The other worker held in high esteem is the Polish migrant, but sadly their work ethic too has been lost to the UK labour market – thanks to UK state regulation. The possibility that low productivity is linked to low capital investment or poor management is not investigated. Despite the book’s self-declared optimism, it is relentlessly negative about the feckless British.
The authors’ refreshing determination to learn lessons from overseas economies – so long as they are not European – leads Truss and her fellow authors to gloss over authoritarian states, a subject that now animates her.
“As British politicians we feel that it is particularly helpful to learn from the successes of China and other emerging economies. China’s march to prominence has been accompanied by rigorous educational standards and intense spirit of competition.” The most remarkable aspect of the Chinese leadership is not their politics but that so many are engineers. Dubai is praised for its lack of regulations. In the search for prosperity, human rights deserve no mention.

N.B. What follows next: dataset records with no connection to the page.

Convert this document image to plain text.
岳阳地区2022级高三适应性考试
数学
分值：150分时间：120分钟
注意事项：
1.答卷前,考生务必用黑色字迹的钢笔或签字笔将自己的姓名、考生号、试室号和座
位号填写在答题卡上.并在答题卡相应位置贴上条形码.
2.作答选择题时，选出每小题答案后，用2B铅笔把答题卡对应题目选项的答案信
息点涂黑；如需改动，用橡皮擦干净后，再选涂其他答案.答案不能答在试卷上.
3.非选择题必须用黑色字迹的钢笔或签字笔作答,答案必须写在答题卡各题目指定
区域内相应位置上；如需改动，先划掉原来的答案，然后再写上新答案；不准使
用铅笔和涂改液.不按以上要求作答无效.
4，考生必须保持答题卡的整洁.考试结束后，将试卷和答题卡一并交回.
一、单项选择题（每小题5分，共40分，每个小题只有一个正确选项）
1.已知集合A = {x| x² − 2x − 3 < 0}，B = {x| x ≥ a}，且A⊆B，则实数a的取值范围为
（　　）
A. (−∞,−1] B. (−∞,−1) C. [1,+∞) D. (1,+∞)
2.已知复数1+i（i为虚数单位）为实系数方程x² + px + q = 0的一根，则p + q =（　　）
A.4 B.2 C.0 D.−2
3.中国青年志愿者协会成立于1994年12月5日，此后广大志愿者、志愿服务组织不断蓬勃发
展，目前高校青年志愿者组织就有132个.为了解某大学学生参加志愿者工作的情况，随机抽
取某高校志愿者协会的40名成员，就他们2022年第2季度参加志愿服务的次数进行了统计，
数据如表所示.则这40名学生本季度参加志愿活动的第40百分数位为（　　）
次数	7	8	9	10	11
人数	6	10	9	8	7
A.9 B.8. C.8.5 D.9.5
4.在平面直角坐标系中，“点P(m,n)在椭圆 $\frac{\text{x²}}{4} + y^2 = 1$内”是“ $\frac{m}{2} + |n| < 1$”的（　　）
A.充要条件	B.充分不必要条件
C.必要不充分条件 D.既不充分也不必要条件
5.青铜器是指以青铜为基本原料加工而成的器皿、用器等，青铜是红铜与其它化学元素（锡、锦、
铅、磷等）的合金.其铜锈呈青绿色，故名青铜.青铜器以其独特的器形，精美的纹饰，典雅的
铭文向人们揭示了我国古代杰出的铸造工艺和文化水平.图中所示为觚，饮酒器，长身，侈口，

A long chapter praising Brazil’s optimism did not foresee the advent of Jair Bolsonaro. Russia gets precisely one mention. Israel’s technological startups are praised as if the state played no role. US technology is lauded and the dominance of tech in children’s lives admonished, without any link being made.
But credos and tracts written a decade ago to catch the eye come with these inherent risks. Most politicians’ ideas are ephemeral and rapidly pass their sell-by date. No harm done. The same cannot be said if a book reveals such an un-nuanced Darwinian attitude, a charge sometimes laid against Truss.
Indeed, it is quite possible that at the next election two competing visions of the state will be the point of contest. Do you want an arm around your shoulder or a kick up the backside? If that proves true, Britannia Unchained may prove more of a shackle and less a source of liberation for the Tory party.